Taking the Client to See a Full-Scale Installation

After outlining the advantages of the MBR-RO alternative, including footprint, effluent quality, and reuse savings to the client, we arranged a tour of a similar pharmaceutical production facility who had installed the MBR technology. The client was able to observe and discuss the technology with an owner who had experience it.
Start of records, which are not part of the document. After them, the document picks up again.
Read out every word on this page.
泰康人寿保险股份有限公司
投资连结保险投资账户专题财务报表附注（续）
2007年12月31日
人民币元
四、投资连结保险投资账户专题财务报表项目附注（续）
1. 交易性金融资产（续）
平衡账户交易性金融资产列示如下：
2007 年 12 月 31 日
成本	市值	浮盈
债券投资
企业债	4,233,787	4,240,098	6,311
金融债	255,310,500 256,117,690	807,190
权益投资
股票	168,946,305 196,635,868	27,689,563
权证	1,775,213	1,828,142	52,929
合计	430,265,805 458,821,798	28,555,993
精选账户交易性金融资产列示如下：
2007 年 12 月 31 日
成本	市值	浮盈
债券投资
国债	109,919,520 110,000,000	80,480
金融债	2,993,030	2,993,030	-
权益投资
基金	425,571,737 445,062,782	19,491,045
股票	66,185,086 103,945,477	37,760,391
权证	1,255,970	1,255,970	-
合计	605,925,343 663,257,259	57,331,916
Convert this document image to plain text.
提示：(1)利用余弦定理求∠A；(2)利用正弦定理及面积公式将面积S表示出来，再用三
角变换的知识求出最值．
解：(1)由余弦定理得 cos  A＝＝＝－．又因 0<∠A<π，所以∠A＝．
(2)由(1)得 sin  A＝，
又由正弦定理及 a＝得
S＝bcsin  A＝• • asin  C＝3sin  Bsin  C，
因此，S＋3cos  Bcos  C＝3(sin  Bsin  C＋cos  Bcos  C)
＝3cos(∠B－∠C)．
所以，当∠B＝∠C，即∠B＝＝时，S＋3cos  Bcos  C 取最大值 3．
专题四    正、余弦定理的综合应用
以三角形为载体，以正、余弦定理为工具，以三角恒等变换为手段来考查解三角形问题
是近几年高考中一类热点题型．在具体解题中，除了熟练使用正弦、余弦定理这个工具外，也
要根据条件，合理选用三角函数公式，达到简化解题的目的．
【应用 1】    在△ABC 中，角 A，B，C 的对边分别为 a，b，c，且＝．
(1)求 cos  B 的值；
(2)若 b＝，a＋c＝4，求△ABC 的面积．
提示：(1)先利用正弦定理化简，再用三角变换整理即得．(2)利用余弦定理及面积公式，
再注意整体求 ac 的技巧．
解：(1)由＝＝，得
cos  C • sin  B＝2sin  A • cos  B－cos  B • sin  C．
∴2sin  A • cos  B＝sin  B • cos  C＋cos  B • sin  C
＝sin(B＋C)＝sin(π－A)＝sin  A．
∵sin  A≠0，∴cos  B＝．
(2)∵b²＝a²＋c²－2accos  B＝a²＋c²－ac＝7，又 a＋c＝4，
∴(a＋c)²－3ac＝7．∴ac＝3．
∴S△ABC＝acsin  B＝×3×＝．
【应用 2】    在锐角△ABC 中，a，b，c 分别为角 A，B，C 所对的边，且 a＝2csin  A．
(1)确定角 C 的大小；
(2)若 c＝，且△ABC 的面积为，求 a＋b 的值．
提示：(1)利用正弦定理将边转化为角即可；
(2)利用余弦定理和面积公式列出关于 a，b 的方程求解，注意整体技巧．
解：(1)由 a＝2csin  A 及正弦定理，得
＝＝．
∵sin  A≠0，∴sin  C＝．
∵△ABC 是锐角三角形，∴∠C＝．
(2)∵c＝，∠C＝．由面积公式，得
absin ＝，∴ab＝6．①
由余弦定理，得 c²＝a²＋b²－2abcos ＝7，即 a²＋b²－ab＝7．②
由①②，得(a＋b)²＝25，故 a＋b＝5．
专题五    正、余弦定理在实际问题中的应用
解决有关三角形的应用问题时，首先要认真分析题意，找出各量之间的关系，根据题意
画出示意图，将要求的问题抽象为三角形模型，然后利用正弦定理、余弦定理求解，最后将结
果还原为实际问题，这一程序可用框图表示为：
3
Bringing a Pilot-Scale Unit on Site

To test the MBR technology for the client, we teamed with General Electric (GE) to provide a pilot-scale unit at the client site. We operated the onsite pilot unit continuously for five months to evaluate system performance under varying conditions, and to allow for client observation. The pilot testing results exceeded expectations, producing reusable quality effluent even under high loading conditions.

Saving the Client Money

While onsite, we learned that the client generates a high strength spent polyethylene glycol (PEG) waste that is not treated at the onsite WWTP. Instead, it's collected and hauled off site for disposal—costing nearly $200,000. We suggested that the PEG waste may be amenable to biological treatment and recommended testing the treatability of the waste in the MBR pilot unit. Our testing confirmed that the PEG waste was treatable onsite, saving the client $200,000 per year in disposal costs.

Generating Drinking Quality Water

MBR pilot effluent was further treated by an RO membrane. The RO unit generated drinking quality water, allowing for significant reuse opportunities within the plant—in the cooling towers, boilers, or in the production process.

Reuse within production at a pharmaceutical facility can be challenging and requires additional treatment after the RO, as well as validation from the Federal Drug Administration. Until this project, effluent reuse in production is generally not observed in the United States pharmaceutical industry, but is more frequently observed in Puerto Rico and Europe.

Providing More for Our Clients

At the end of the pilot study, we were asked to perform additional design work for the next phase of the project. We designed an upgrade to their headworks system, which included two one-million gallon, stainless steel, above ground tanks with coarse bubble diffusion, blowers, mechanical screening, grit removal, and pH neutralization tanks.